21.06.2017

Virus auf dem Röngten-Seziertisch

Neuartiges Röntgenlaser-Verfahren liefert 3D-Struktur eines intakten Virus bei Raumtemperatur.

Ein internationales Forscherteam hat erstmals mit einem Röntgenlaser die atom­genaue Struktur eines intakten Virus­partikels entschlüsselt. Die verwendete innovative Methode reduziert die für die Analyse nötige Menge an Virusmaterial drastisch und beschleunigt die Untersuchung um ein Vielfaches. Dies eröffne völlig neue Forschungs­möglichkeiten, berichtet das Team unter der Leitung von DESY-Wissenschaftler Alke Meents.

Abb.: Mikroskopaufnahme des mikrostrukturierten Probenträgers, beladen mit Kristallen für die Untersuchung. Jedes Viereck ist ein winziger Kristall. (Bild: P. Roedig, DESY)
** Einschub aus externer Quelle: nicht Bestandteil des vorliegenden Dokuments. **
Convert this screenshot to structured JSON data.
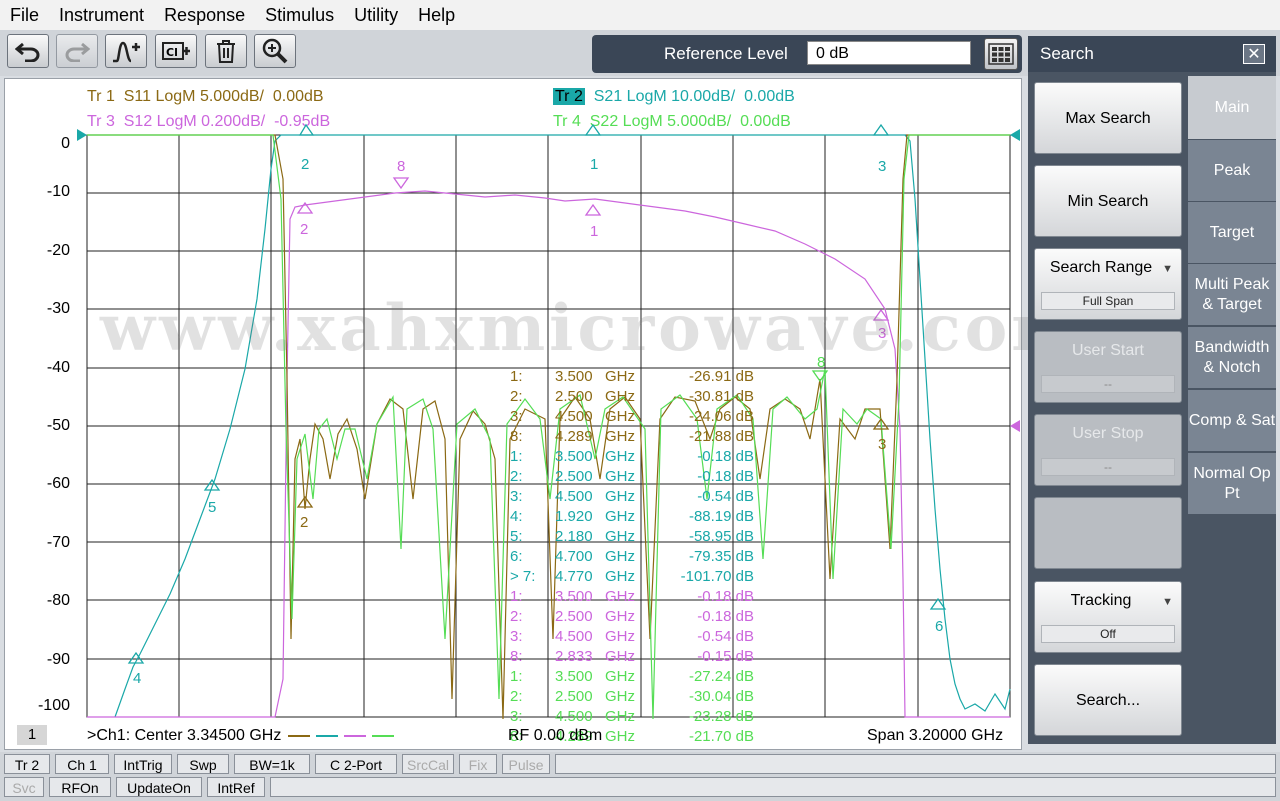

In der Strukturbiologie untersuchen Forscher die räumliche Struktur von Biomolekülen, um daraus deren Funktions­weise zu entschlüsseln. Dieses Wissen nützt dem Verständnis fundamentaler biologischer Vorgänge im Organismus wie beispielsweise dem Transport von Material in die und aus der Zelle und kann auch zur Entwicklung neuer Medikamente beitragen: „Die Kenntnis der dreidimensionalen Struktur eines Proteins gibt einzig­artige Einblicke in seine biologische Funktion“, erläutert Koautor David Stuart, Life-Science-Direktor am britischen Synchrotron Diamond Light Source und Professor an der Universität Oxford. „Wenn wir beispiels­weise die Struktur eines Proteins kennen, mit dem sich das Virus an eine Zelle ‚anhakt‘, versetzt uns das möglicherweise in die Lage, einen Schutz für die Zelle zu entwickeln, sodass das Virus unfähig ist, sie anzugreifen.“

Die bei weitem ergiebigste Methode der Strukturbiologie ist die Röntgen­kristallo­graphie, mit der bereits tausende Strukturen von Biomolekülen bestimmt worden sind. Hierbei werden kleine Kristalle aus den zu untersuchenden Proteinen gezüchtet und mit hoch­energetischem Röntgenlicht beleuchtet. Die Kristalle streuen die Röntgenstrahlung auf charakteristische Weise, sodass sich aus den entstehenden Beugungs­mustern die räumliche Struktur des Kristalls – und somit seiner Bestandteile – atomgenau berechnen lässt. Allerdings sind Proteinkristalle nicht so stabil und unempfindlich wie beispielsweise Salz­kristalle. Sie sind schwer zu züchten, bleiben oft winzig klein und werden schnell von der energiereichen Röntgen­strahlung beschädigt.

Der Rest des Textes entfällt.